在日インド大使館では、2020年4月1日から、来館によるビザ申請受付サービスを一時休止しています。これを受け、同館では現在のビザ申請手順を以下のように変更しています。

ビザ申請手順

  • ビザ申請にあたり、コロナウィルス感染症が拡大するこの時期、インドに渡航しなければならない理由を証明するビザ発給依頼書を作成し、担当官に提出する。
※なお、インドへの渡航の必要性を証明する書類・書面も併せて提出する必要有
  • 作成した依頼書や、そのほかの必要書類をaco.tokyo@mea.gov.inまでメールで送信する。
  • 渡航理由の緊急性が認められた場合、または確認事項が生じた場合には大使館から申請者にメールが送られる。
  • 依頼書の内容について確認を行うため、スカイプ面談が行われる。面談時間調整のため、実施予定日の前日にはメール、または電話にて連絡が来る。
※スカイプ面談の様子は録画される。スカイプ面談は英語で実施されるが、日本語通訳の利用可
  • 渡航の必要性が認めらえた申請者には、ビザ申請料の支払い及びパスポート提出可能に知事がメールにて連絡がくる。
※ビザについては、来館日の14時から16時の間に発給される

詳細は、在日本大使館のホームページで確認ください。

Palette編集部員
また、最新情報としては、3月末にインドVISAを申請していた人は、現在、大使館と連絡がとれていないとのことです。

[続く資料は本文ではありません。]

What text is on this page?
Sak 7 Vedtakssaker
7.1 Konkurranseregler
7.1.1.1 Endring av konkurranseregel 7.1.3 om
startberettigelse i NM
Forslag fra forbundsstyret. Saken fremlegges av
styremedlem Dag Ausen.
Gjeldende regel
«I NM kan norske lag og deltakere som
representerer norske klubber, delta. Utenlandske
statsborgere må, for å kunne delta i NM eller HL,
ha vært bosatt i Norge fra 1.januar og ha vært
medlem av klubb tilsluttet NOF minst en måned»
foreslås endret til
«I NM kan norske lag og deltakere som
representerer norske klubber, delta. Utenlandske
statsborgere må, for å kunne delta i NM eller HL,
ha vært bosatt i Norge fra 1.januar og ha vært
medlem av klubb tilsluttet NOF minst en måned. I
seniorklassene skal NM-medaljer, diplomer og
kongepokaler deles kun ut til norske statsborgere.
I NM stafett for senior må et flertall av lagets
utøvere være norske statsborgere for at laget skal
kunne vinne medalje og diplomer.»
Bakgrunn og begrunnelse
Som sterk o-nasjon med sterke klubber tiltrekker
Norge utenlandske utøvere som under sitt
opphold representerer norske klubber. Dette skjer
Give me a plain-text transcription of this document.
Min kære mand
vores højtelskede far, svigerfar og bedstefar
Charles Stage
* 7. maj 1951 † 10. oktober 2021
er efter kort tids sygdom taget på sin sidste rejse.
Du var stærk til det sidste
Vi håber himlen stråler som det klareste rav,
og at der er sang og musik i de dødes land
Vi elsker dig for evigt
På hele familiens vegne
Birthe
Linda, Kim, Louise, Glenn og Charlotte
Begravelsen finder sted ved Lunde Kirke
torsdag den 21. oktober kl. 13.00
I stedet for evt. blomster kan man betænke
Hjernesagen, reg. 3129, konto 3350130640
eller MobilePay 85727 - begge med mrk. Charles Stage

詳しいVISA情報については、Paletteを運営するJAC Recruitement Indiaに直接お問い合わせください!

VISA発給規制の対応に追われるも、採用活動は継続

内定を受けて日本からインドへ渡航しようとしている入社予定者や、その内定先企業では、今回のインド政府によるVISA発給規制により、様々な影響を受けています。

各社は今回の規制を受け、

・日本での在宅勤務という形で給与を支給
・元々行う予定であった日本拠点での研修をVISA発給の規制状況に応じて期間延長

などで対応しています。

追加求人案件はゼロではないのですが、インド国内はロックダウン期間の延長もあり、ロックダウン終了までは採用活動を一旦ストップしている案件も出てきました。
ただ、この状況に慣れ、落ち着いてくる時期に、リモートで集中して採用活動をする時間が取れていく企業様も増加するかもしれません。

グローバルに経済の停滞感が漂う現在ですが、転職業界はどうなのでしょうか?

現在の転職環境、日本の人材コンサルは影響を限定的と見る

2020年3月24日、人材紹介事業を展開するエン・ジャパン株式会社の行った「新型コロナウイルス感染拡大による中途採用への影響 実態調査―『ミドルの転職』転職コンサルタントアンケート―」が発表されました。

こちらは、同社が運営するミドル世代のための転職サイト「ミドルの転職」上で、サイトを利用している転職コンサルタントを対象に行われ、コロナウイルスの感染症拡大による中途採用への影響について、220名のコンサルタントから得られた回答を元にまとめられています。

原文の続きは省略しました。